PhRMA's move is in response to calls by doctors and medical journal editors for the creation of a mandatory central clinical trial registry for all drug-trial data. Pharmaceutical-industry critics say drugmakers don't disclose information about potential problems with their products. Last month, GlaxoSmithKline plc settled a lawsuit brought by New York Attorney General Eliot Spitzer that charged the company with withholding information about possible adverse effects of its Paxil antidepressant drug on teenagers.

Dr. Paul Antony, PhRMA's chief medical officer, said in a press conference Tuesday that the PhRMA database will provide summarized data to make it easy for doctors and consumers to use. "As a practicing physician, I don't have the time to slog through hundreds, perhaps thousands of pages of raw clinical trial data," he said.

PhRMA executives did not name specific drugmakers they expect to post data to the database. But Dr. Caroline Lowe, PhRMA's VP for scientific and regulatory affairs, said the organization's members back the project and many are expected to participate. PhRMA members include such industry heavyweights as Eli Lilly, Merck, and Pfizer.

PhRMA hopes to eventually turn operation of the database over to a third-party organization, Lowe said, but it hasn't determined who that might be.

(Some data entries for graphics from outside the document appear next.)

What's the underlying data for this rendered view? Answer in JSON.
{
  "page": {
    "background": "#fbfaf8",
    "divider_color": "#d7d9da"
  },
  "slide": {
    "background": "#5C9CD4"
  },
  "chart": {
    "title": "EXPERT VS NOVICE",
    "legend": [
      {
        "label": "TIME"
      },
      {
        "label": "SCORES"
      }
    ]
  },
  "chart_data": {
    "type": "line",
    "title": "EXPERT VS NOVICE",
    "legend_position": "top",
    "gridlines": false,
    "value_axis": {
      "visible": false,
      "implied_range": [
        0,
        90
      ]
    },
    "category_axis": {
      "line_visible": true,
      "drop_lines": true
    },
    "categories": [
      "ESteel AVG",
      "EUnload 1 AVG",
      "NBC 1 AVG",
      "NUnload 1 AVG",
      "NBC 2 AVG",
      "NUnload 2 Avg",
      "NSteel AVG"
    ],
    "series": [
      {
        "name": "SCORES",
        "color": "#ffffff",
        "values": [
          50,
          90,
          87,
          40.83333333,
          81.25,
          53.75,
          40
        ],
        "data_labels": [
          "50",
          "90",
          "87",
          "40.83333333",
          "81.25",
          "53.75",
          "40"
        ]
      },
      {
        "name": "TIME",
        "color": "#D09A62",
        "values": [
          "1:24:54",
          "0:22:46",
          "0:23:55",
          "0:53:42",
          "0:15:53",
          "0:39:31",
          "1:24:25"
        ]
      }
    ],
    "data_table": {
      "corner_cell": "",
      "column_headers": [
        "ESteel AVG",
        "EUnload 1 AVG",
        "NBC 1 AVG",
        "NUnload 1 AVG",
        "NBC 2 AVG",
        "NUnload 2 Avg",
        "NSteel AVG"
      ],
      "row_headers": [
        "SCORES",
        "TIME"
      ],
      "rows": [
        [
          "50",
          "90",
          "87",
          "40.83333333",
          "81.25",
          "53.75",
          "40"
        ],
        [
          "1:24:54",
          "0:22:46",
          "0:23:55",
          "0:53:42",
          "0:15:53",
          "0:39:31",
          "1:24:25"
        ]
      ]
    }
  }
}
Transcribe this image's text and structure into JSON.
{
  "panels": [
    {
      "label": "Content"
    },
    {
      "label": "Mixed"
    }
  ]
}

Some pharmaceutical companies have taken their own steps to publish clinical trial data. Last week, GlaxoSmithKline began posting on the Web summary results of GlaxoSmithKline-sponsored trials of its medications. The first posted data concerns clinical trials of Avandia, a drug for type-2 diabetes.

Early last month, Merck said it would post test data on a Web site run by the National Institutes of Health. That Web site provides prospective test subjects with information about ongoing drug trials. But some have suggested expanding its scope to include all clinical trial data.

Such data already posted elsewhere might also be posted on the PhRMA site, Lowe said, or the PhRMA site might include links to other sites.